Places and their personalities

  • Open: Hackney - Not so: Maldon, Essex

  • Conscientious: Isles of Scilly - Not so: Manchester

  • Extrovert: Hammersmith and Fulham: - Not: Boston, Lincolnshire

  • Agreeable: Isles of Scilly - Not so: City of London

  • Neurotic: Boston, Lincolnshire - Not so: Orkney

Source: Regional Personality differences in Great Britain

When neuroticism was measured in the South West, much of southern England and most of Scotland, people were found to be more "calm, relaxed, and emotionally stable" than the national average.

Finally, openness. In this context it means people who are creative and curious, and urban areas like London, Oxford, Cambridge, Brighton, Bristol, Manchester, Glasgow, and parts of Wales score very highly. Much lower levels of openness are seen in the East Midlands and the East of England.

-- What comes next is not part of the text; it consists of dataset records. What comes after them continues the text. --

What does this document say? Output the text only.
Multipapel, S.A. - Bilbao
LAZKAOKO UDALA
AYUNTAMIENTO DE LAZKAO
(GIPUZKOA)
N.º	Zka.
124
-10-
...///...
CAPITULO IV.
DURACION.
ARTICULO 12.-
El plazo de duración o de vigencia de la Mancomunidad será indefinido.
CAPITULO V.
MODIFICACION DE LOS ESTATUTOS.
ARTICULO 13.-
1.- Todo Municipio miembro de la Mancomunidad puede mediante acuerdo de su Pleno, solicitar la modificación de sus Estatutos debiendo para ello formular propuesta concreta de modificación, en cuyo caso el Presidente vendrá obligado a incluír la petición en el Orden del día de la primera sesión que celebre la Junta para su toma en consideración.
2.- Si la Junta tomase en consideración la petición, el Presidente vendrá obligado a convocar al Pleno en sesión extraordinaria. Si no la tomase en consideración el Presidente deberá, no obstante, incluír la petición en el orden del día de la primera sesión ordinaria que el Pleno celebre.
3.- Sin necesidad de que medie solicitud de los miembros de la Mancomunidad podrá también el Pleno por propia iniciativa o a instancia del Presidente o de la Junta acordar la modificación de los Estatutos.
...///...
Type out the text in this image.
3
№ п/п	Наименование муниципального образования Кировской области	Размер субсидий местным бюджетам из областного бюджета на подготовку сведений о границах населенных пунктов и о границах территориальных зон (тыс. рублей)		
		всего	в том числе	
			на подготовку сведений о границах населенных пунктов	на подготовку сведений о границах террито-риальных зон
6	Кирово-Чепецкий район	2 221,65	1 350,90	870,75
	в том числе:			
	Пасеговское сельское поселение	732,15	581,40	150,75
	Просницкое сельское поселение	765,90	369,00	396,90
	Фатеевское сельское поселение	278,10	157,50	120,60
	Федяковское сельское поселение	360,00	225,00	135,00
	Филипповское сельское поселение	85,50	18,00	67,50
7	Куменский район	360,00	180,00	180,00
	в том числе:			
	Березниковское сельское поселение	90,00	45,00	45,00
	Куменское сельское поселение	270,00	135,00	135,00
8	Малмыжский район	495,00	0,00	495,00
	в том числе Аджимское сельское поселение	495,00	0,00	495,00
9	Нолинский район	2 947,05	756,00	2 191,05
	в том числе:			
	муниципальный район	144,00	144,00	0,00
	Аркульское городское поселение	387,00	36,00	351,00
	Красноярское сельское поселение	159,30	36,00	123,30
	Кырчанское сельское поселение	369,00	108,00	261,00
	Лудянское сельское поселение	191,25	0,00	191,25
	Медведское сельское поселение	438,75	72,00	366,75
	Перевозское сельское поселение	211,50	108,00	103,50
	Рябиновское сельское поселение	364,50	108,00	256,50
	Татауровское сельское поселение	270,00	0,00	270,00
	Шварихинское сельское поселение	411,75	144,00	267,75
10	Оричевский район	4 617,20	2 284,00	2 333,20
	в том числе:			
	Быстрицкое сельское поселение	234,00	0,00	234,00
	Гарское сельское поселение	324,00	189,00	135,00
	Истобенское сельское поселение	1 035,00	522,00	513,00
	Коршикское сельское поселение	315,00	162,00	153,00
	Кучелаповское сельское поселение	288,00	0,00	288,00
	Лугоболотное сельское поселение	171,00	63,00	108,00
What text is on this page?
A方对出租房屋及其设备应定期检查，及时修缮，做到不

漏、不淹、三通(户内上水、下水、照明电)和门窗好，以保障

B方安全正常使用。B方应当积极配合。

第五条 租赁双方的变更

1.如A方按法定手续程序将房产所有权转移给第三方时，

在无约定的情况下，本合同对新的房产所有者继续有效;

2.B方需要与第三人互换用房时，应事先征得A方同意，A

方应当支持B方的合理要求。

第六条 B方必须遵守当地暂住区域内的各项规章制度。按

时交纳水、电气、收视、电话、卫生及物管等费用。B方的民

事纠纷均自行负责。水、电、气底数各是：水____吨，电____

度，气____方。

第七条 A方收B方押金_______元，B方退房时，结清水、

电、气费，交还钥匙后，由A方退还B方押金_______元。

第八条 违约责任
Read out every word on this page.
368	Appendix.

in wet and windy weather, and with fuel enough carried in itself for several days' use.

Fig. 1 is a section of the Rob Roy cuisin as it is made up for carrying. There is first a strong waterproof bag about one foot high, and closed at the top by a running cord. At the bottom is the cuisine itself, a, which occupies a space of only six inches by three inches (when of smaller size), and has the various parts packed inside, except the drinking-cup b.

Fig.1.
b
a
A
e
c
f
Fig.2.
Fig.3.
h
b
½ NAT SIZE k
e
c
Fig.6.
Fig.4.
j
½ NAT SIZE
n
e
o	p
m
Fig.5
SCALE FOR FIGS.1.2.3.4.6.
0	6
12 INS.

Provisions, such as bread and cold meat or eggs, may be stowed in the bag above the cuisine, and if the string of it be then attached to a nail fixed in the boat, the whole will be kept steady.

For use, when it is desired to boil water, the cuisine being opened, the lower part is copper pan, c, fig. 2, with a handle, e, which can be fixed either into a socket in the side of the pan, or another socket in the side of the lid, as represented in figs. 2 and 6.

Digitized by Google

The lead researcher on the project, Dr Jason Rentfrow, of Cambridge University, is keen to stress that not too much detail should be read into the results.

"I wouldn't move house on the basis of this survey," he says. Clearly, on top of people's need to find work and schools and affordable housing, the character of a district may be a decisive factor, but not the only one.

However, he says the broad trends are revealing about a relationship between geography and personality They also chime with earlier studies of his in the US.

There, Rentfrow found that residents of New England, the mid-Atlantic coast, and the Pacific coast scored higher on openness than people in the Great Plains and other heartland regions, rather like the distinction found in the survey between innovators in Britain's big cities and more traditional people in rural areas.

Another similarity comes with the measure of agreeableness, which is high in the wide open spaces of America's central Great Plains and South, as it is in the Scottish Highlands and North of England.

What are the "Big Five"?

The Big Personality Test worked out people's "Big Five" traits. These are widely recognised and well-used scientific measure of personality.

  • Openness - To what extent you are receptive to novel ideas, creative experiences and different values

  • Conscientiousness - To what extent you are organised and exhibit self-control

  • Extroversion - To what extent you are inclined to experience positive emotions and how attracted you are to social, stimulating experiences

  • Agreeableness - To what extent you are concerned about the feelings of others and how easily you form bonds with people

  • Neuroticism - To what extent you react to perceived threats and stressful situations

Rentfrow suggests a further parallel may be possible - to do with the temperature. In the relative warmth of the US West Coast and the South West of England, the score for neuroticism is below the national average.

So what does this study tell us? Although in some cases, it seems to lend support to several old stereotypes, it also provides the first factual basis for mapping personality types across the country.

It opens the way to a couple of fascinating questions. Are people the way they are because of the characteristics of their regions - for example the attractiveness of their surroundings or the state of the local economy? Or are people with certain traits drawn to particular areas? Or a bit of both?

And understanding this might conceivably have a bearing on how companies shape their marketing or how the government targets its financial support for different regions. And it may also catch the professional eye of another set of people - the political parties.